Obscure Sound
- Obscure Sound's logo
- Website type: MP3 blog
- Available in: English
- Creator: Mike Mineo;
- Website: www.obscuresound.com
- Launched: 2006; 20 years ago

= Obscure Sound =

Obscure Sound is an MP3 blog launched in the mid-2000s by Mike Mineo. The website is updated daily with articles and reviews covering a range of musical genres, including indie rock, indie folk and electronica.

== Content ==

Obscure Sound began as a small mp3 blog in February 2006. Before launching Obscure Sound, founder Mike Mineo wrote for PopMatters and Stylus Magazine.

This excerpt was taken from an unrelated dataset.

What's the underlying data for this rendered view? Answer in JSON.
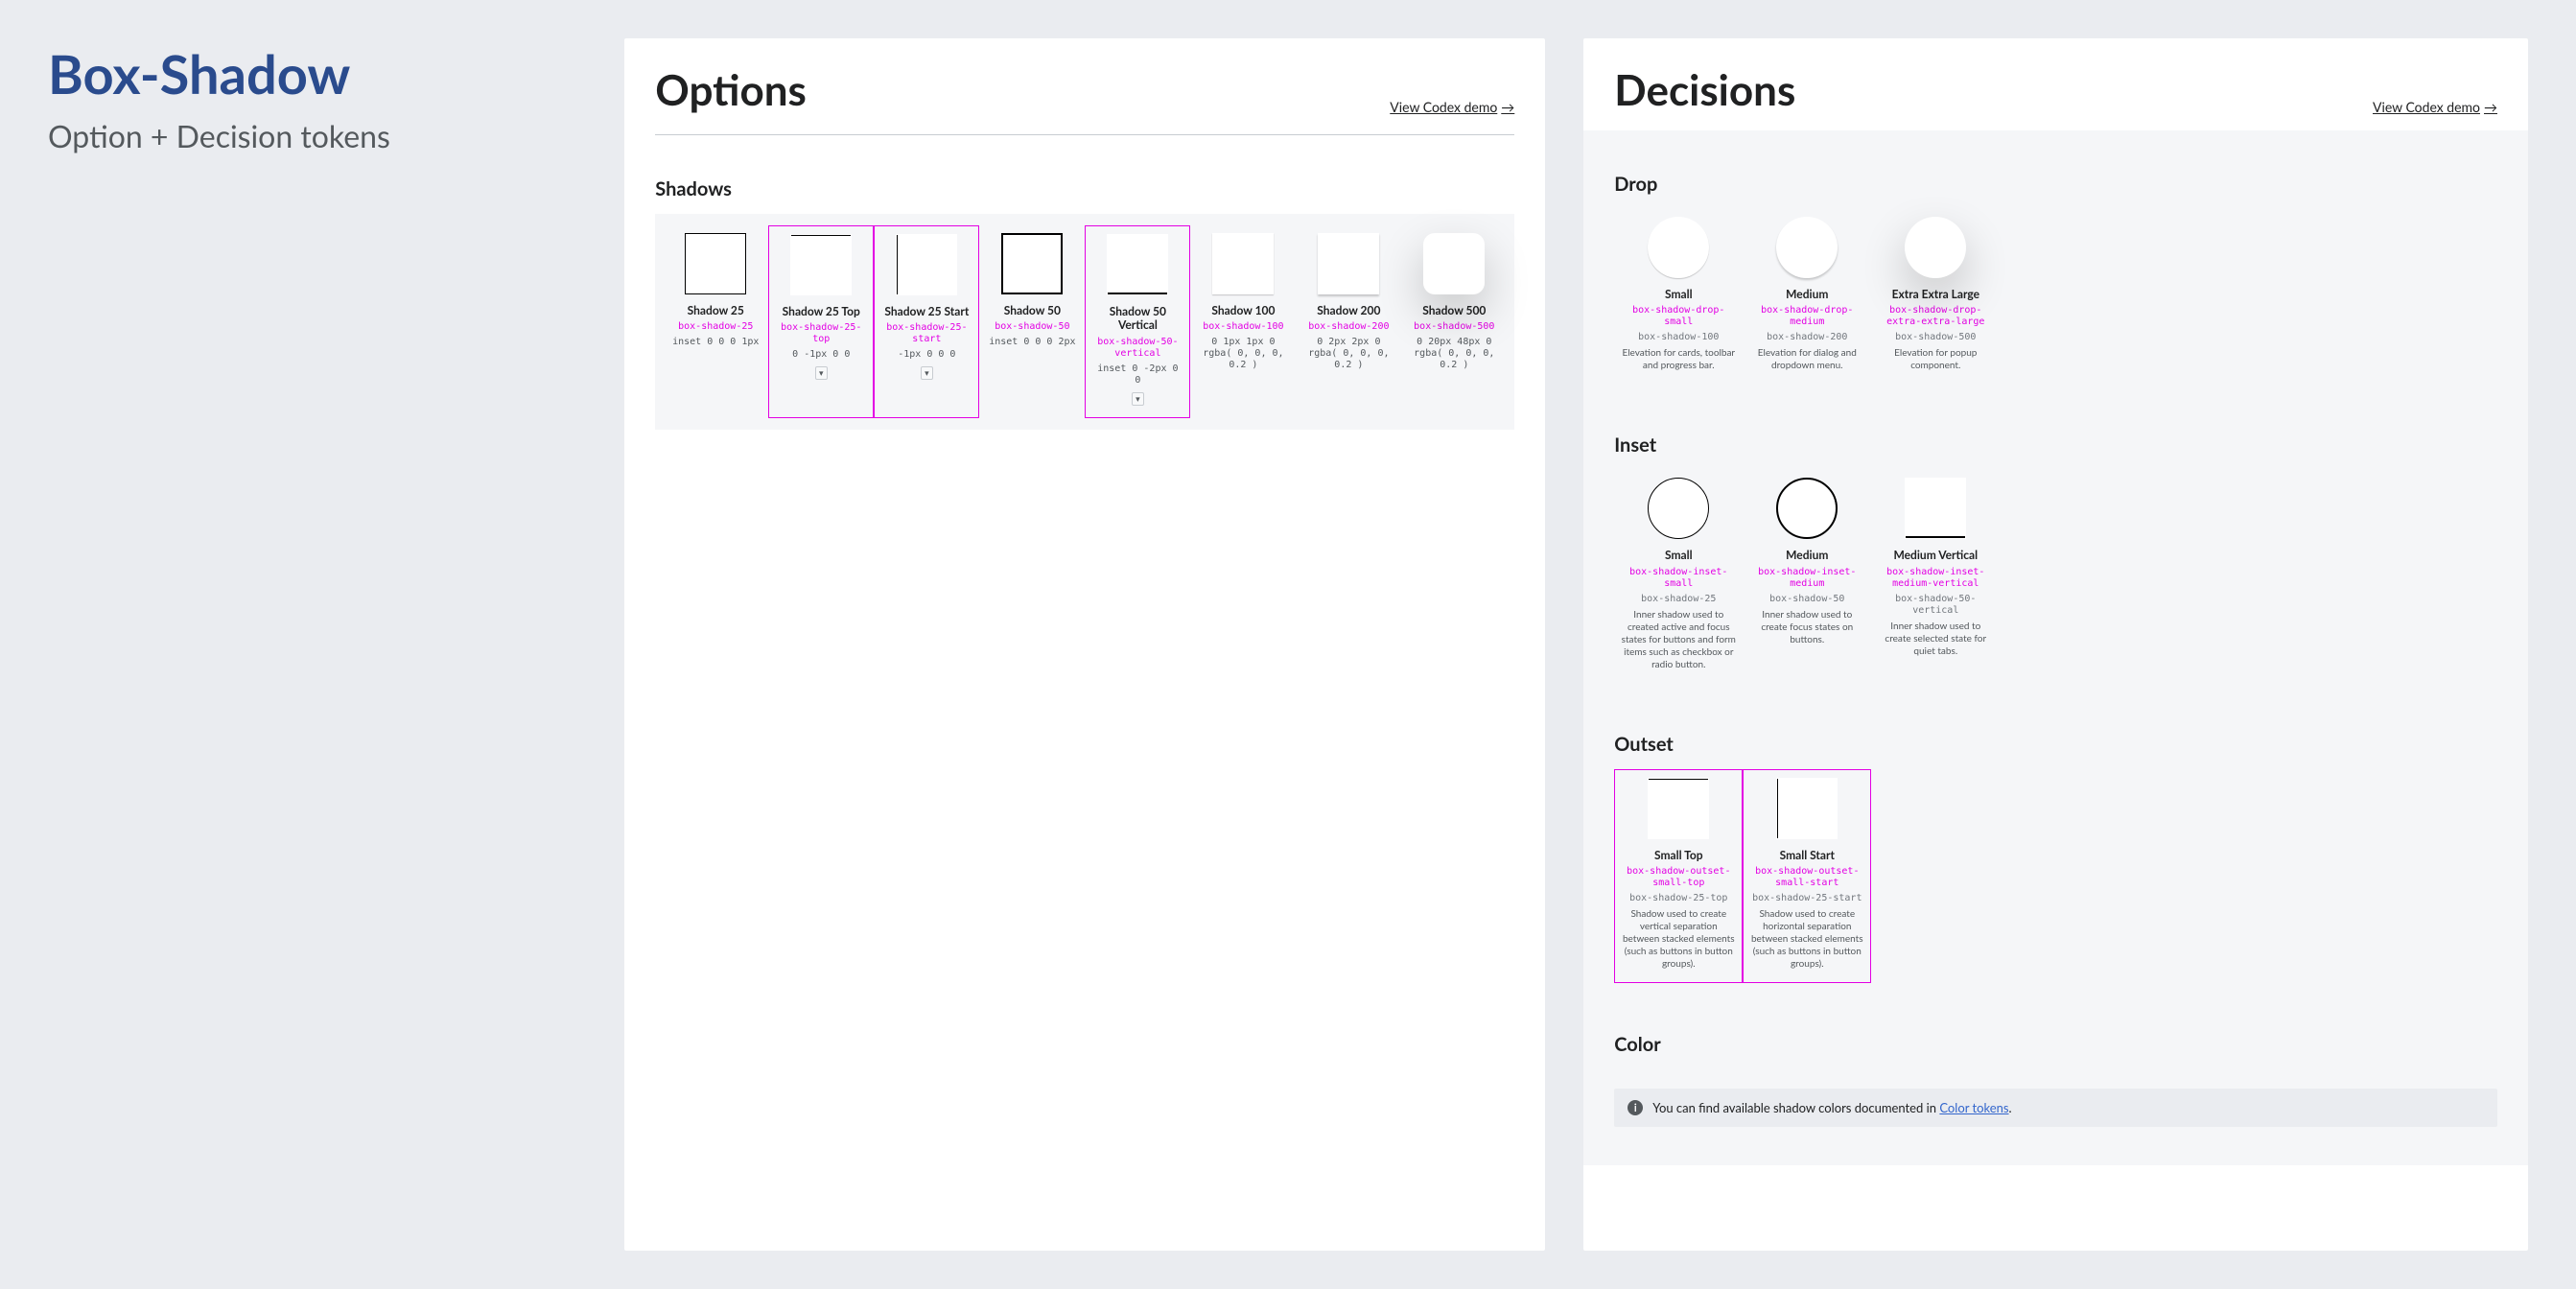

The website's noted focus on music that is "obscure" is outlined in its mission statement, which states a preference to feature "artists you’ve never heard of before." As such, New York Times journalist Jon Pareles identified that Obscure Sound "gather[s] hard-to-find songs for listeners to download directly." Similar to other online music publications, Obscure Sound publishes reviews, interviews, videos, editorials, and forums.

In some cases, Obscure Sound has premiered underground music that later becomes popular. For example, following a feature published by Obscure Sound in 2010, The Guardian featured Canadian electronica artist Grimes as their feature "New Band of the Week" in 2011. The Guardian quoted Obscure Sound in their description of Grimes for her "late-night driving songs, hangover antidotes, [and] exotic lullabies."

== Accolades ==
Obscure Sound has been featured in many publications and media worldwide. In addition to the New York Times and The Guardian, Obscure Sound has also been featured in the Boston Globe, The Toronto Star, The Independent, The Observer, Wired, BBC Radio 1, Stereogum, New York Magazine and VH1’s "Best Week Ever." In 2012, CD Baby included Obscure Sound on its list of "The Top 100 Must-Follow Music Resources on Twitter." In 2013, Refinery29 included Obscure Sound on its list of "The Best Music Blogs That Aren't Pitchfork." When NME printed its final issue in March 2018, Descrier News published a list of alternative "magazines, blogs, and zines that have replaced [NME]," which included Obscure Sound alongside other online music publications. Their end of year lists have been used on the review aggregate site Metacritic.